Anna came back with a tray, two cups of tea and a small plate of biscuits. “You’re to have this and then a nap. Doctor’s orders, so don’t grumble.”

“Who the hell needs a nap?”

“You do,” she said calmly. “You want to get back to the office, so do what you’re told.”

She sat down, stirring the tea. Her face was placid, dignified. Firmness in the softness. Remarkable woman! Why do I always think of what my father would have said? Quality, he’d have said. He used to pick up a fine piece of cloth and smooth it between his thumb and finger. “Quality. You can always tell,” he’d say.

“What are you thinking?” Anna asked.

“Of you. I didn’t make a mistake when I saw you sitting on the stoop at Levinsons’.”

“I’m glad.”

“Are you, Anna? Sometimes I wonder. I’ve had too much time to think, this past month. You remember, just before I had the attack, we were at that benefit for the blind? You
were talking to that fellow who publishes the art books, and I thought, “There’s the kind of man she ought to have married, the kind of man who speaks her language.’”

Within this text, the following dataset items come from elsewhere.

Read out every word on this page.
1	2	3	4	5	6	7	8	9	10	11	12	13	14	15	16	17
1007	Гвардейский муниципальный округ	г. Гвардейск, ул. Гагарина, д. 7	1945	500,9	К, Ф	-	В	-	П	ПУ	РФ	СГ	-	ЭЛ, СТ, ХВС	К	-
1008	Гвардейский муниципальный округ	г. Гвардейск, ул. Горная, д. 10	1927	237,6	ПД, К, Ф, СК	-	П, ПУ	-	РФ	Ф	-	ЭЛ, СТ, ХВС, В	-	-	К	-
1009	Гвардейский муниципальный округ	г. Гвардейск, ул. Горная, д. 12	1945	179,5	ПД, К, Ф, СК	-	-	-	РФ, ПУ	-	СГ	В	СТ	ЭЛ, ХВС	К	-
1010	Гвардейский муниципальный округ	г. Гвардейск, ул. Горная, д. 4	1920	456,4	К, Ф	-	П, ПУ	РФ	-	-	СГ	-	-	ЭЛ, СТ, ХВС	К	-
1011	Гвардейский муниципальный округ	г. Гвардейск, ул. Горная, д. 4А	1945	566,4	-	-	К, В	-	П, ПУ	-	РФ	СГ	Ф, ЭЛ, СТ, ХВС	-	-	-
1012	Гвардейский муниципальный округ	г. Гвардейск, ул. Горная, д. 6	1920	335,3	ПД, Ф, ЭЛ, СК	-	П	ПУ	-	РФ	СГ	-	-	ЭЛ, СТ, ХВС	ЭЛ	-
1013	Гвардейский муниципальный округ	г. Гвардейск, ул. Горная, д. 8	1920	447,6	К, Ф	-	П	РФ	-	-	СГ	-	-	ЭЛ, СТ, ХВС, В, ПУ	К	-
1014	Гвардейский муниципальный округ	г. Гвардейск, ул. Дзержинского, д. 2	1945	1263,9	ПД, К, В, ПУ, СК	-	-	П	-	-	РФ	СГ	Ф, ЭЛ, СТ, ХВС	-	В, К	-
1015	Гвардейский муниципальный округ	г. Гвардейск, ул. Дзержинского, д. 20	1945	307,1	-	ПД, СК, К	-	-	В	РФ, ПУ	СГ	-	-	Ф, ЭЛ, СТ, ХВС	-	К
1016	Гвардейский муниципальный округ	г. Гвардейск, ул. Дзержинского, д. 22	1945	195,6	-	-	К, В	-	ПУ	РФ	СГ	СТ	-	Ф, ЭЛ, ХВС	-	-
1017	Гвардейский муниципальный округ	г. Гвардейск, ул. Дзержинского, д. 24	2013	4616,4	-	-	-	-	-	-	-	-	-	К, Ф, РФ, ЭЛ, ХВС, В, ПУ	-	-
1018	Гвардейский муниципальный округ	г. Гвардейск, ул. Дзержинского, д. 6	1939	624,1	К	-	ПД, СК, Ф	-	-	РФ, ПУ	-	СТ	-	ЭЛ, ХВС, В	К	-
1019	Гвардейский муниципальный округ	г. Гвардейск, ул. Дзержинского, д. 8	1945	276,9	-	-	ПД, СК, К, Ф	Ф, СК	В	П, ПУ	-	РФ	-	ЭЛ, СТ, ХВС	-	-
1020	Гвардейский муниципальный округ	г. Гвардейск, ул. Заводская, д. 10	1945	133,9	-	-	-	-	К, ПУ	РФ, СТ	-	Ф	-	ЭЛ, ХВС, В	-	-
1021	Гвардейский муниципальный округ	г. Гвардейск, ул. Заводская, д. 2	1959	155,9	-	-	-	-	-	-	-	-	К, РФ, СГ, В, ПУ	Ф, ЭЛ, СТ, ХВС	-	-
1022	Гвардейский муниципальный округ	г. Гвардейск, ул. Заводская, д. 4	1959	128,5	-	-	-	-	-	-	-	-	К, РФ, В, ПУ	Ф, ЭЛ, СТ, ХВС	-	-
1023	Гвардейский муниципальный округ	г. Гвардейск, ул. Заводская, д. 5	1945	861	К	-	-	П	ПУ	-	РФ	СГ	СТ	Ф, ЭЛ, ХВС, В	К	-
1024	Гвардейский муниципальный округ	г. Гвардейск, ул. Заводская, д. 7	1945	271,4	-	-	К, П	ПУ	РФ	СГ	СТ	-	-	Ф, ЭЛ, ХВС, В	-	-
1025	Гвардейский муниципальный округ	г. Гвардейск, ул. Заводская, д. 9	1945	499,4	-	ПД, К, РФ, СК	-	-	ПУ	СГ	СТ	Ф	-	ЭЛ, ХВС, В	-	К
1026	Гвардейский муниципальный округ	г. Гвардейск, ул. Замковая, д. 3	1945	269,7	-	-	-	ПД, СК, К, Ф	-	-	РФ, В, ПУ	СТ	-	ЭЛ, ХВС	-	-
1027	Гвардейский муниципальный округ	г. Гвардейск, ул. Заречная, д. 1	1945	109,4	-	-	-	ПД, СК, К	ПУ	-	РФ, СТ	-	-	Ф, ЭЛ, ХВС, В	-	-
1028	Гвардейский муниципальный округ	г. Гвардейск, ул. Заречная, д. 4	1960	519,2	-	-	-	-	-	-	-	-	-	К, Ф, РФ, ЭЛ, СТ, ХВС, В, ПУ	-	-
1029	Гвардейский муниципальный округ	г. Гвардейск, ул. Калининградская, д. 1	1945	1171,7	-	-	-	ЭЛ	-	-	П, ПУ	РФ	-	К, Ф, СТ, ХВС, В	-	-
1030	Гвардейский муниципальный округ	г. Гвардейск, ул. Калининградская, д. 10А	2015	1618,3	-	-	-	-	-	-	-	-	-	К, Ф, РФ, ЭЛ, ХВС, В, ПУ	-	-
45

“You want to get rid of me?”

“Don’t make a joke of it! I’m serious.” He reflected: ought he to tell her the rest? Yes, yes, have it all out, all of it. “I know I promised you once never to talk about the subject again, but lately I haven’t been able to put it out of my mind. About you and Werner—he was a man who spoke your language, wasn’t he?”

Anna sighed deeply. “Oh, Joseph! Not again?”

“I’m sorry. I know you assured me there never was anything, but so many things don’t fit: words, gestures, incidents. I needn’t go over them again, because you know them and I know them. But they don’t quite fit, and my sense, my instinct—”

“Senses and instincts don’t prove anything,” Anna interrupted. “I gave you rational answers. I can’t do more than that. I feel as though I were using a sword against cobwebs when you talk about ‘instincts.’”

Even in her quiet denial he heard defiance. If he were not still an invalid she would have been more vehement, he knew, more angry. He mustn’t press too hard, mustn’t look for trouble. He was lucky, after all, to have had her all these years, he told himself for the thousandth time. A woman like Anna could have had anyone.